I shifted from a personal and introspective use of photography and archival materials in the project “Are there trees back in Berlin?”, to a more analytic and storytelling practice. I am constantly asking myself why I am doing a project, who could be interested in it, and how to bring it to a larger public. It is a try-and-error game, which I am exploring within my latest project “Brotherland”. I'm exhibiting the project in foto festivals, but when we got invited to exhibit in cities of former GDR (German Democratic Republic known as East Germany), where neonazis attacks happened in the 1990’s, Thomas and I refused to exhibit the work in closed spaces.

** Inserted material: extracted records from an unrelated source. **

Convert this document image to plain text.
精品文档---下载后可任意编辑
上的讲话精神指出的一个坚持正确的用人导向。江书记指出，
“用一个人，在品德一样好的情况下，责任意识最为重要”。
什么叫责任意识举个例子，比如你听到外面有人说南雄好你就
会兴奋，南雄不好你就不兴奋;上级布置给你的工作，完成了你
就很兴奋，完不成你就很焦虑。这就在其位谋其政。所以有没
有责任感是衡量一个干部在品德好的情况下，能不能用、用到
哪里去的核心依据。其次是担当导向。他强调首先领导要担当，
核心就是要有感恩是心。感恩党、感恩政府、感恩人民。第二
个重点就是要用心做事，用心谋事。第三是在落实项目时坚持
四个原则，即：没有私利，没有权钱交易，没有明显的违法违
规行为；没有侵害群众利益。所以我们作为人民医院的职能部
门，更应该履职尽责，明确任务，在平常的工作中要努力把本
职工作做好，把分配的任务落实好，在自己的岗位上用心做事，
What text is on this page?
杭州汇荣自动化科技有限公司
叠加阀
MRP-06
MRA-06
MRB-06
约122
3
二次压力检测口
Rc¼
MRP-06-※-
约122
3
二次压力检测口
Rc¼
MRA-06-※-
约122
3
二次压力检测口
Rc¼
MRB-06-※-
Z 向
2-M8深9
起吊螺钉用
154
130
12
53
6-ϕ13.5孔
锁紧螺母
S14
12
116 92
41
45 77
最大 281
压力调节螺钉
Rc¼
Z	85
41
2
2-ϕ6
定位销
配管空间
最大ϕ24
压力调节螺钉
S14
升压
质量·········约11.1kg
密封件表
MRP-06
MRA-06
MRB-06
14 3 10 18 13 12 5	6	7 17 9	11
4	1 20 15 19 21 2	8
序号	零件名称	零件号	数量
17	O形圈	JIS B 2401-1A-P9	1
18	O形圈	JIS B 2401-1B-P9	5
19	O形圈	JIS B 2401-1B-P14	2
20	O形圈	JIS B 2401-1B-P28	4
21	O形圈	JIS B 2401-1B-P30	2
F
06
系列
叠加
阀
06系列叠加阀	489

Instead, we decided to print posters and paste them on walls to face the ones that continue to ignore this part of Germany’s history.



© Martina Zaninelli and Thomas Jacobs, Brotheland, 2021-ongoing.


© Martina Zaninelli and Thomas Jacobs, Brotheland, 2021-ongoing. Courtesy of Detlev Kennerth.




ON ARCHIVE FEVER...

Although I have Derrida’s book, I never really read more than 5 pages as I find it difficult to understand so I’m not sure if I suffer from ‘archive fever’ or not. I consider myself a materialist.



ON DISCOVERIES IN THE ARCHIVE...

During a workshop I visited an archive in Kuldiga, a small village one hour away from Riga. I found a folder named “communists in the underground”. There was a picture of a man taking out a gun and an encrypted alphabet from a door frame. It was nothing special, but I was struck by it. The picture was taken in the 60’s, but the gun was hidden in the 20's. What happened in these 40 years? I wanted to discover more about the people hiding the gun, this small village with communists in the underground, the largest waterfall of Europe, and the 'flying fishes' (aka salmons). And for the first time, I wanted to bring multiple stories altogether and narrate these different aspects of a place. This is just because I found this one picture and my previous idea suddenly seemed boring. I began to look at photography differently, maybe I discovered the real potential to speak through images. I don't exactly know what happened, but this one picture changed almost everything for me and my practice.


© Martina Zaninelli, Critique of Political Economy, 2019.